Even reenabling register DHCP leases did not cause any noticeable problems.
-
@vaidas said in Unbound dns resolver stops resolving every few days after 22.05 upgrade:
unchecking(disabling) DNSSEC setting.
DNSSEC is an extension of DNS. It's a complicated thing, but 'on the wire' you'll find some more requests. There are the use A, AAAA, PTR, MX, CNAME. Added to that, thewe will be some DS, NSEC and DNSKEY.
These are just other UDP TCP packets addressed to the same DNS name servers unbound was already talking to.
If these are unknownon the domain name server, no issue, unbound proceeds without DNSSEC checking without any time lost.
Most, if not all TLDs (com org net etc etc etc) are DNNSEC signed.
The top level dot "." are signed , that's the 4f66 key you see in the unbound logs.
If a web site owner took the time to sign its domain name, like this one, a domain name I own/rent, the the entire chain will be ok, and dnssec will work.

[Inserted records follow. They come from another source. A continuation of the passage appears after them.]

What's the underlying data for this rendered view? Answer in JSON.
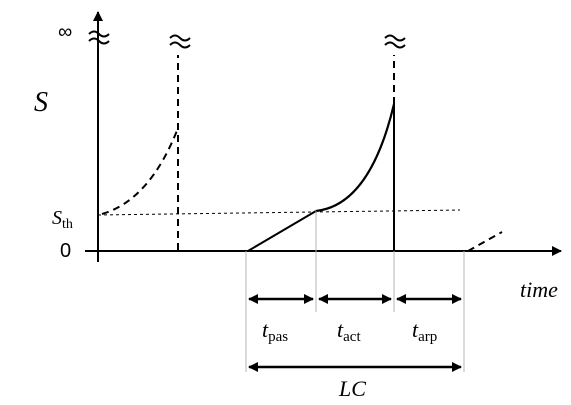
{
  "labels": {
    "y_axis": "S",
    "x_axis": "time",
    "infinity": "∞",
    "threshold_main": "S",
    "threshold_sub": "th",
    "zero": "0",
    "t_pas_main": "t",
    "t_pas_sub": "pas",
    "t_act_main": "t",
    "t_act_sub": "act",
    "t_arp_main": "t",
    "t_arp_sub": "arp",
    "lc": "LC"
  }
}
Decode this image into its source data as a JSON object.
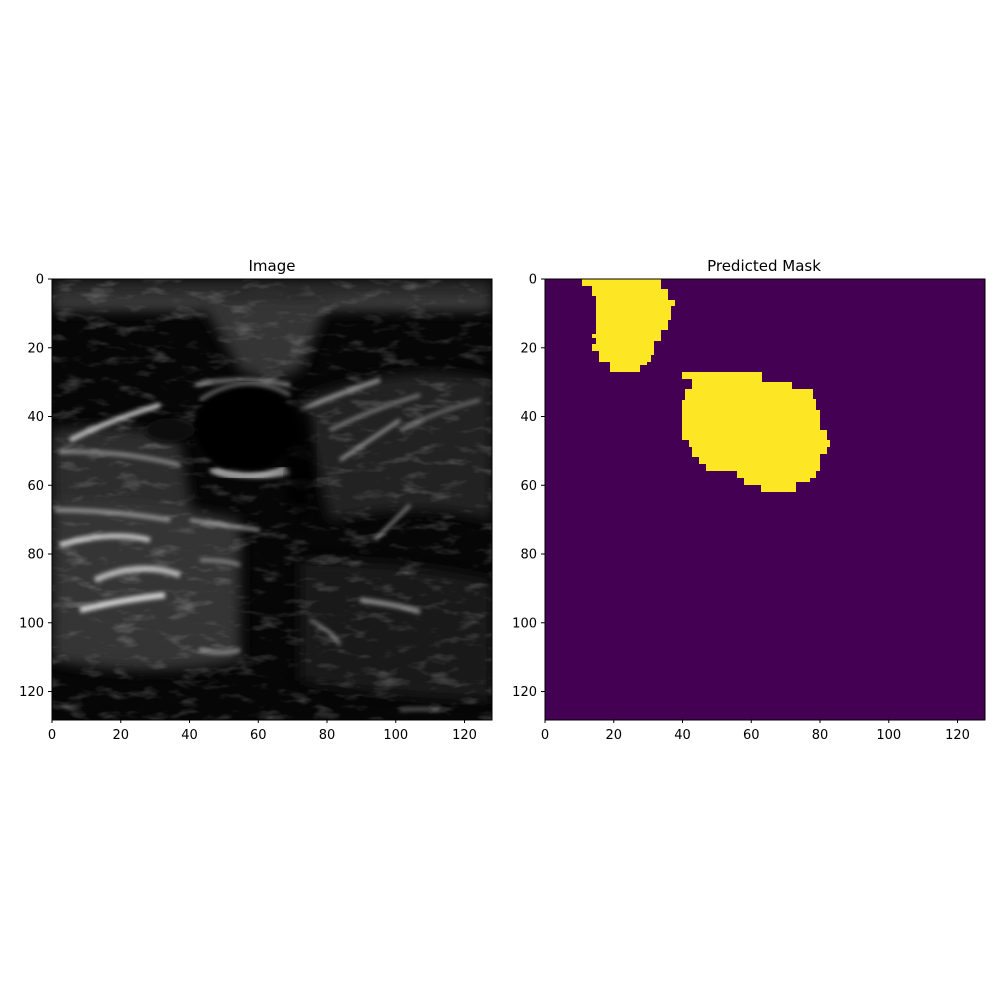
{
  "colors": {
    "background": "#ffffff",
    "frame": "#000000",
    "mask_background": "#440154",
    "mask_foreground": "#fde725",
    "ultrasound_dark": "#050505",
    "ultrasound_bright": "#d8d8d8"
  },
  "panels": [
    {
      "id": "image",
      "title": "Image",
      "x_ticks": [
        "0",
        "20",
        "40",
        "60",
        "80",
        "100",
        "120"
      ],
      "y_ticks": [
        "0",
        "20",
        "40",
        "60",
        "80",
        "100",
        "120"
      ],
      "x_range": [
        0,
        128
      ],
      "y_range": [
        0,
        128
      ]
    },
    {
      "id": "mask",
      "title": "Predicted Mask",
      "x_ticks": [
        "0",
        "20",
        "40",
        "60",
        "80",
        "100",
        "120"
      ],
      "y_ticks": [
        "0",
        "20",
        "40",
        "60",
        "80",
        "100",
        "120"
      ],
      "x_range": [
        0,
        128
      ],
      "y_range": [
        0,
        128
      ]
    }
  ]
}
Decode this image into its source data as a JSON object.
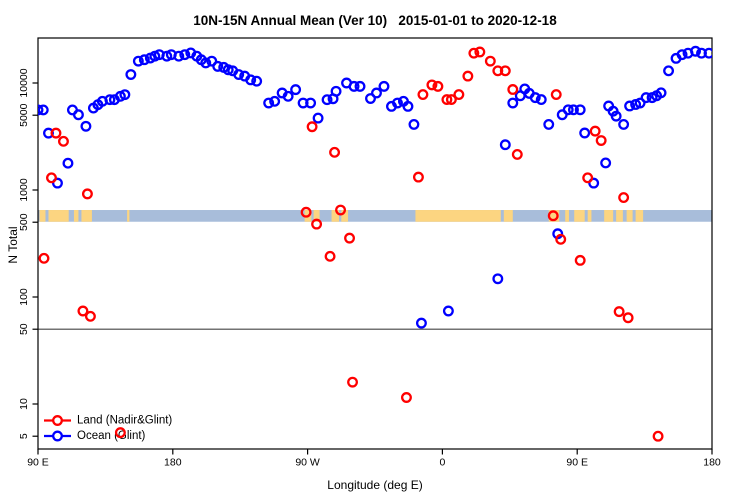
{
  "title": "10N-15N Annual Mean (Ver 10)   2015-01-01 to 2020-12-18",
  "chart_data": {
    "type": "scatter",
    "title": "10N-15N Annual Mean (Ver 10)   2015-01-01 to 2020-12-18",
    "xlabel": "Longitude (deg E)",
    "ylabel": "N Total",
    "x_axis": {
      "range_deg": [
        90,
        540
      ],
      "ticks": [
        {
          "deg": 90,
          "label": "90 E"
        },
        {
          "deg": 180,
          "label": "180"
        },
        {
          "deg": 270,
          "label": "90 W"
        },
        {
          "deg": 360,
          "label": "0"
        },
        {
          "deg": 450,
          "label": "90 E"
        },
        {
          "deg": 540,
          "label": "180"
        }
      ]
    },
    "y_axis": {
      "scale": "log",
      "range": [
        3.8,
        26400
      ],
      "ticks": [
        {
          "value": 5,
          "label": "5"
        },
        {
          "value": 10,
          "label": "10"
        },
        {
          "value": 50,
          "label": "50"
        },
        {
          "value": 100,
          "label": "100"
        },
        {
          "value": 500,
          "label": "500"
        },
        {
          "value": 1000,
          "label": "1000"
        },
        {
          "value": 5000,
          "label": "5000"
        },
        {
          "value": 10000,
          "label": "10000"
        }
      ]
    },
    "reference_line": {
      "value": 50,
      "color": "#444444"
    },
    "map_band": {
      "value_range": [
        505,
        650
      ],
      "ocean_color": "#a8bdda",
      "land_color": "#fcd581",
      "land_segments_deg": [
        [
          91,
          95
        ],
        [
          97,
          110.5
        ],
        [
          114,
          117
        ],
        [
          119,
          126
        ],
        [
          149.5,
          151
        ],
        [
          268,
          272.5
        ],
        [
          274,
          278
        ],
        [
          286,
          291
        ],
        [
          292.5,
          297
        ],
        [
          342,
          399
        ],
        [
          401,
          407
        ],
        [
          431,
          438
        ],
        [
          442,
          444.5
        ],
        [
          448,
          455
        ],
        [
          457,
          459.5
        ],
        [
          468,
          474
        ],
        [
          476,
          480.5
        ],
        [
          483,
          487
        ],
        [
          489,
          494
        ]
      ]
    },
    "legend": {
      "position": "bottom-left",
      "entries": [
        {
          "label": "Land (Nadir&Glint)",
          "color": "#ff0000"
        },
        {
          "label": "Ocean (Glint)",
          "color": "#0000ff"
        }
      ]
    },
    "series": [
      {
        "name": "Land (Nadir&Glint)",
        "color": "#ff0000",
        "points": [
          [
            94,
            230
          ],
          [
            99,
            1300
          ],
          [
            102,
            3400
          ],
          [
            107,
            2850
          ],
          [
            120,
            74
          ],
          [
            123,
            920
          ],
          [
            125,
            66
          ],
          [
            145,
            5.4
          ],
          [
            269,
            620
          ],
          [
            273,
            3900
          ],
          [
            276,
            480
          ],
          [
            285,
            240
          ],
          [
            288,
            2250
          ],
          [
            292,
            650
          ],
          [
            298,
            355
          ],
          [
            300,
            16
          ],
          [
            336,
            11.5
          ],
          [
            344,
            1320
          ],
          [
            347,
            7800
          ],
          [
            353,
            9600
          ],
          [
            357,
            9300
          ],
          [
            363,
            7000
          ],
          [
            366,
            7000
          ],
          [
            371,
            7800
          ],
          [
            377,
            11600
          ],
          [
            381,
            19000
          ],
          [
            385,
            19500
          ],
          [
            392,
            16000
          ],
          [
            397,
            13000
          ],
          [
            402,
            13000
          ],
          [
            407,
            8700
          ],
          [
            410,
            2150
          ],
          [
            434,
            575
          ],
          [
            436,
            7800
          ],
          [
            439,
            346
          ],
          [
            452,
            220
          ],
          [
            457,
            1300
          ],
          [
            462,
            3550
          ],
          [
            466,
            2900
          ],
          [
            478,
            73
          ],
          [
            481,
            850
          ],
          [
            484,
            64
          ],
          [
            504,
            5
          ]
        ]
      },
      {
        "name": "Ocean (Glint)",
        "color": "#0000ff",
        "points": [
          [
            90,
            5600
          ],
          [
            93.5,
            5600
          ],
          [
            97,
            3400
          ],
          [
            103,
            1160
          ],
          [
            110,
            1780
          ],
          [
            113,
            5600
          ],
          [
            117,
            5050
          ],
          [
            122,
            3940
          ],
          [
            127,
            5830
          ],
          [
            130,
            6270
          ],
          [
            133,
            6740
          ],
          [
            138,
            6980
          ],
          [
            141,
            6980
          ],
          [
            145,
            7510
          ],
          [
            148,
            7780
          ],
          [
            152,
            12000
          ],
          [
            157,
            16000
          ],
          [
            161,
            16500
          ],
          [
            165,
            17100
          ],
          [
            168,
            17800
          ],
          [
            171,
            18400
          ],
          [
            176,
            17800
          ],
          [
            179,
            18400
          ],
          [
            184,
            17800
          ],
          [
            188,
            18400
          ],
          [
            192,
            19100
          ],
          [
            196,
            17800
          ],
          [
            199,
            16500
          ],
          [
            202,
            15400
          ],
          [
            206,
            16000
          ],
          [
            210,
            14300
          ],
          [
            214,
            14000
          ],
          [
            217,
            13300
          ],
          [
            220,
            13000
          ],
          [
            224,
            12000
          ],
          [
            228,
            11600
          ],
          [
            232,
            10700
          ],
          [
            236,
            10400
          ],
          [
            244,
            6500
          ],
          [
            248,
            6740
          ],
          [
            253,
            8070
          ],
          [
            257,
            7510
          ],
          [
            262,
            8670
          ],
          [
            267,
            6500
          ],
          [
            272,
            6500
          ],
          [
            277,
            4700
          ],
          [
            283,
            6980
          ],
          [
            287,
            7120
          ],
          [
            289,
            8370
          ],
          [
            296,
            10000
          ],
          [
            301,
            9300
          ],
          [
            305,
            9300
          ],
          [
            312,
            7160
          ],
          [
            316,
            8070
          ],
          [
            321,
            9300
          ],
          [
            326,
            6050
          ],
          [
            330,
            6500
          ],
          [
            334,
            6740
          ],
          [
            337,
            6050
          ],
          [
            341,
            4100
          ],
          [
            346,
            57
          ],
          [
            364,
            74
          ],
          [
            397,
            148
          ],
          [
            402,
            2650
          ],
          [
            407,
            6500
          ],
          [
            412,
            7600
          ],
          [
            415,
            8800
          ],
          [
            418,
            8000
          ],
          [
            422,
            7300
          ],
          [
            426,
            7000
          ],
          [
            431,
            4100
          ],
          [
            437,
            390
          ],
          [
            440,
            5050
          ],
          [
            444,
            5620
          ],
          [
            447.5,
            5620
          ],
          [
            452,
            5620
          ],
          [
            455,
            3410
          ],
          [
            461,
            1160
          ],
          [
            469,
            1790
          ],
          [
            471,
            6100
          ],
          [
            474,
            5450
          ],
          [
            476,
            4900
          ],
          [
            481,
            4100
          ],
          [
            485,
            6100
          ],
          [
            489,
            6300
          ],
          [
            492,
            6500
          ],
          [
            496,
            7300
          ],
          [
            500,
            7300
          ],
          [
            503,
            7600
          ],
          [
            506,
            8100
          ],
          [
            511,
            13000
          ],
          [
            516,
            17000
          ],
          [
            520,
            18400
          ],
          [
            524,
            19000
          ],
          [
            529,
            19800
          ],
          [
            533,
            19000
          ],
          [
            538,
            19000
          ]
        ]
      }
    ]
  }
}
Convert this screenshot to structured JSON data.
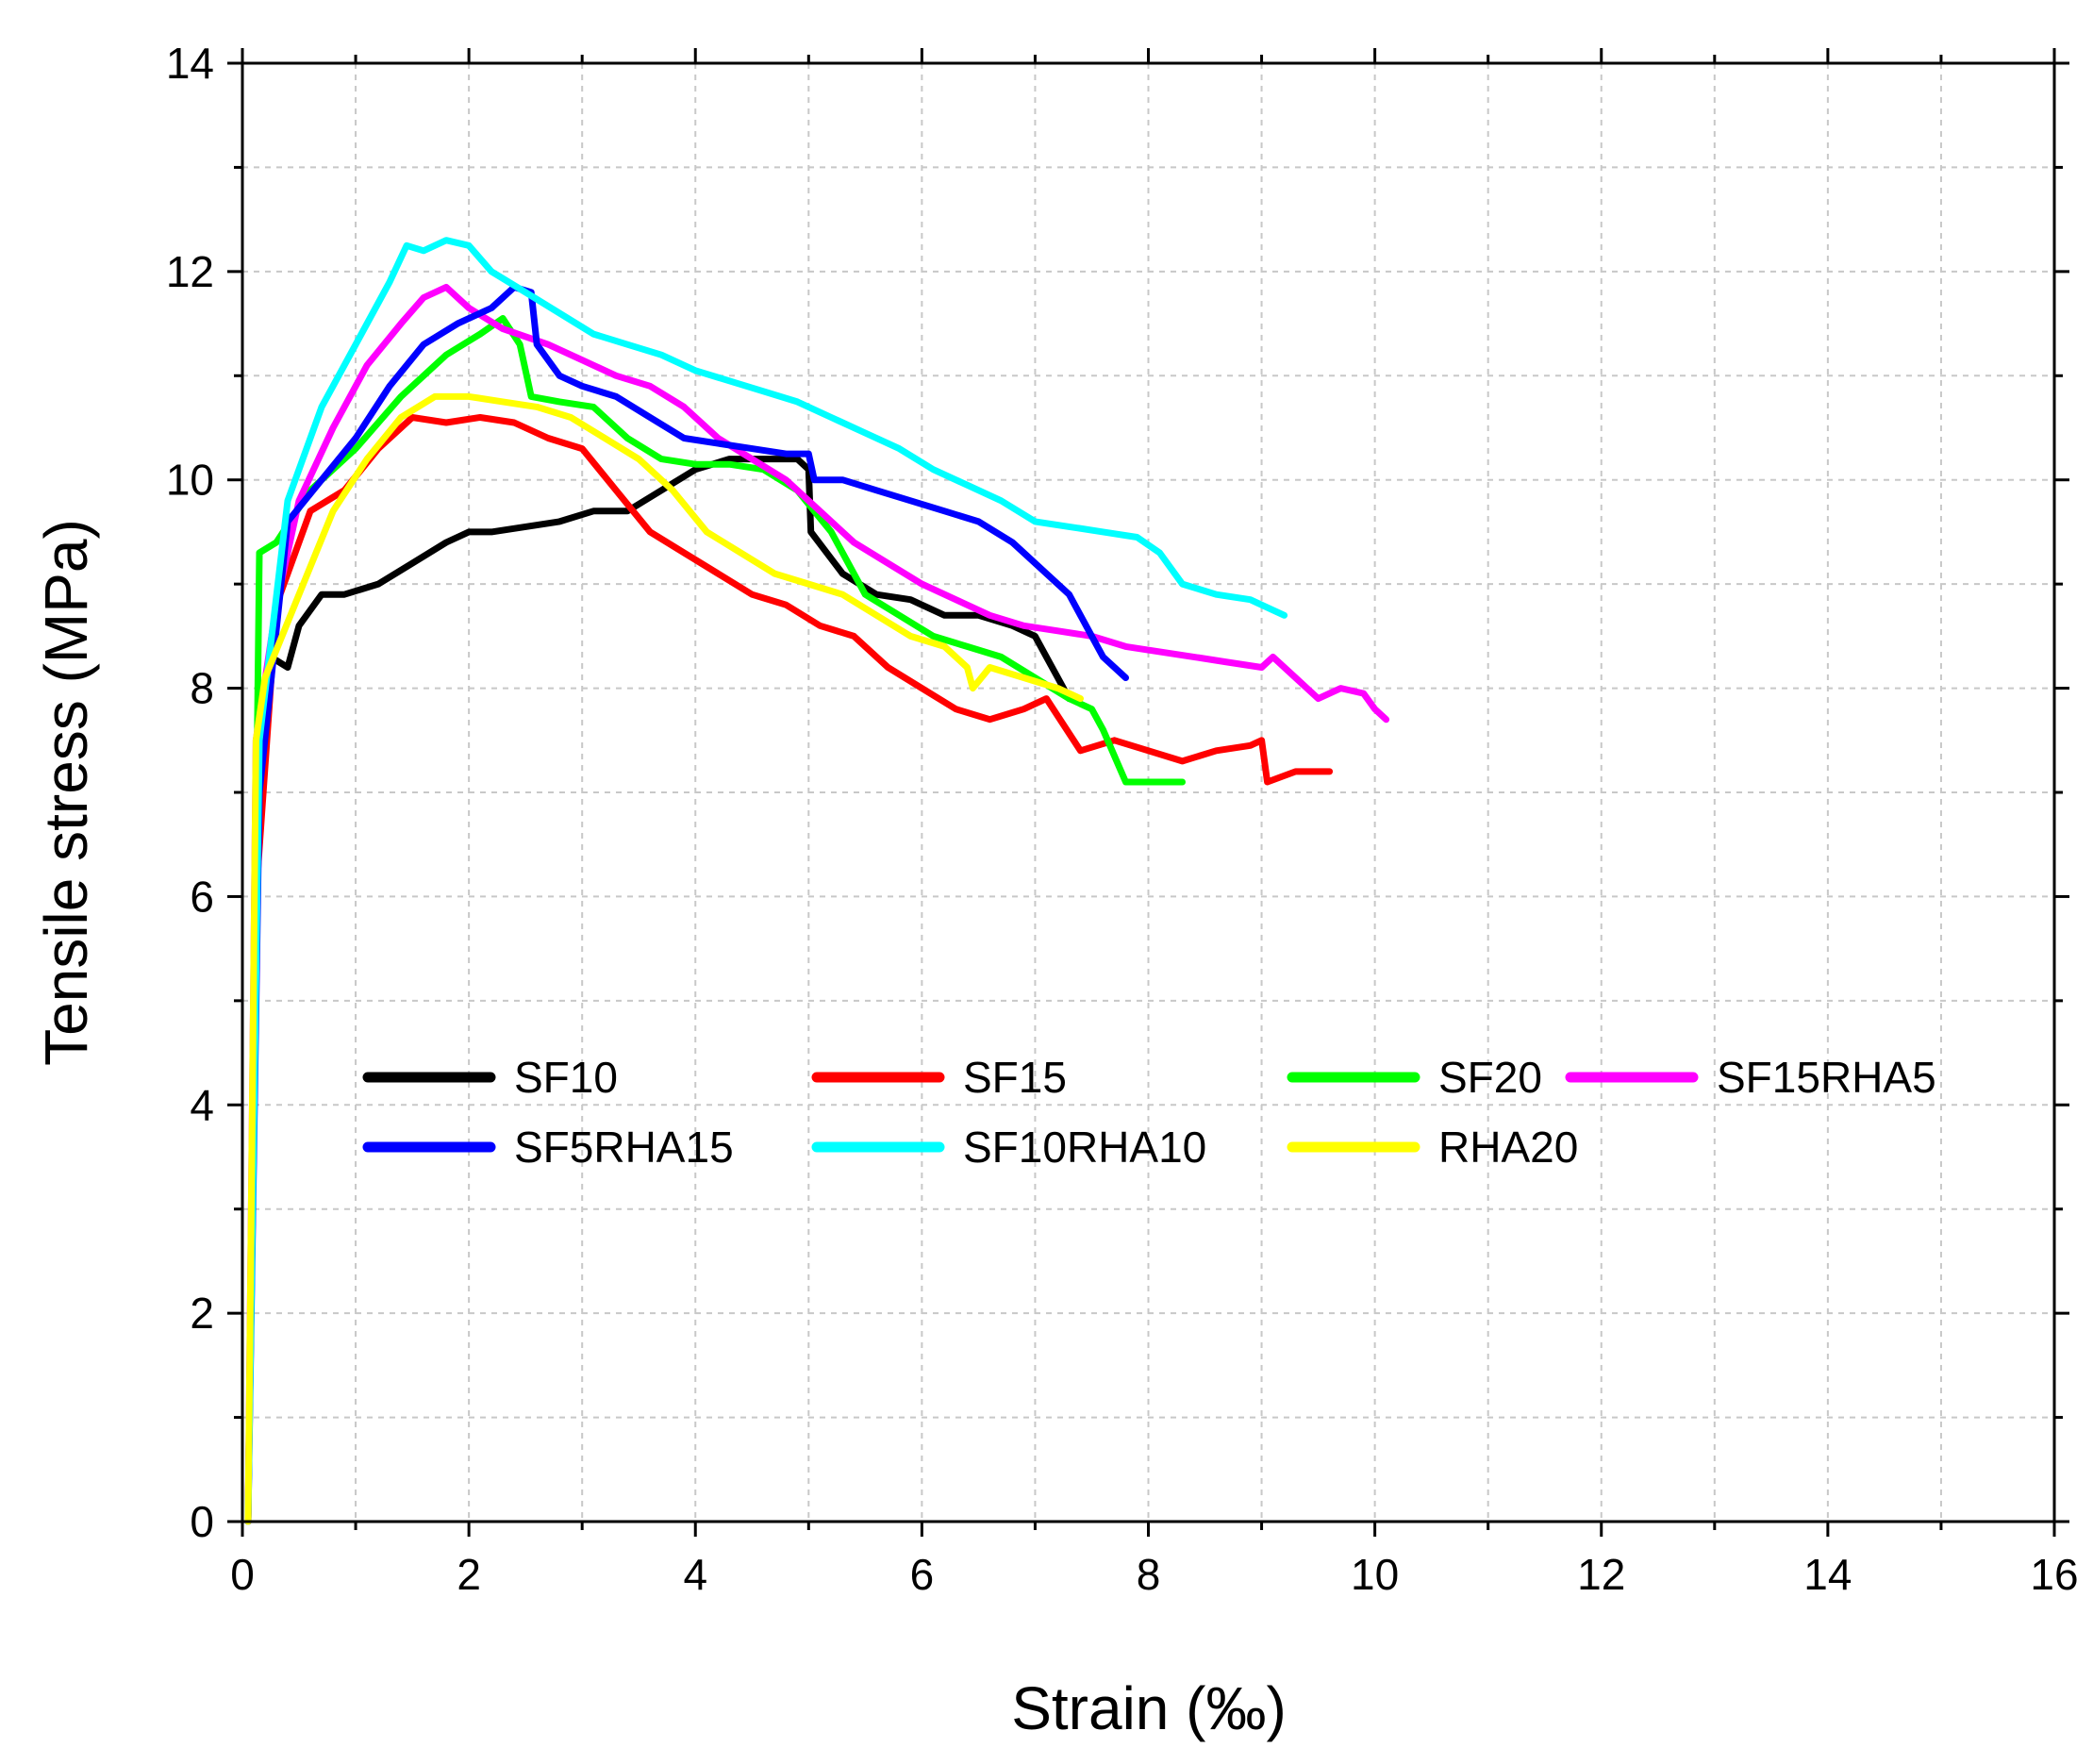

DNS will work with DNSSEC as nearly fast as without DNSSEC.It should not make DNS work slower or worse or something like that. If that's the case, there is an underlying access- or DNS problem.
-
I own a Netgate 6100 and have been having the same issue. DNS resolving went to shit after 22.05 update. Until then it was working fine. Most of times wouldnt resolve until after a restart. have had to resort to 4G a few times :-(
I have been fiddling with a few settings but I think these last 2 have made it better for me:
Untick Enable DNSSEC Support
And on the outgoing interfaces I reduced it to only use WAN ( removed my VPN outgoing interfaces ).
I will be changing everything back to what I was using before the update but want to confirm slowly each option to try to single out the one that has broke it for me.
Will keep an eye here and in this other thread https://forum.netgate.com/topic/173148/slow-dns-after-22-05
to see if anyone has managed to single out the main issue...Kind of big one for Netgate... not sure how they managed to screw this one.
-
@pajinha said in Unbound dns resolver stops resolving every few days after 22.05 upgrade:
not sure how they managed to screw this one.
The forum mentions a couple of 'DNS' issues since 22.05.
But, what is a couple ?
22.05 has been downloaded and installed many thousands times (I can't tell, but I'm pretty sure).@pajinha said in Unbound dns resolver stops resolving every few days after 22.05 upgrade:
( removed my VPN outgoing interfaces )
If your DNS also goes over this VPN and the VPN is bad - as this can happen, they are not all equal and perfect - then, yeah, DNS looks bad.
Because your uplink is bad.
DNS is mostly UDP, these can get lost. unbound won't hammer away, and return a SERVFAIL.
TCP get renegotiated and is far more resilient.For now, my DNS using 22.05 using default settings and no VPN is working as before. And don't tale my word for it, see for yourself.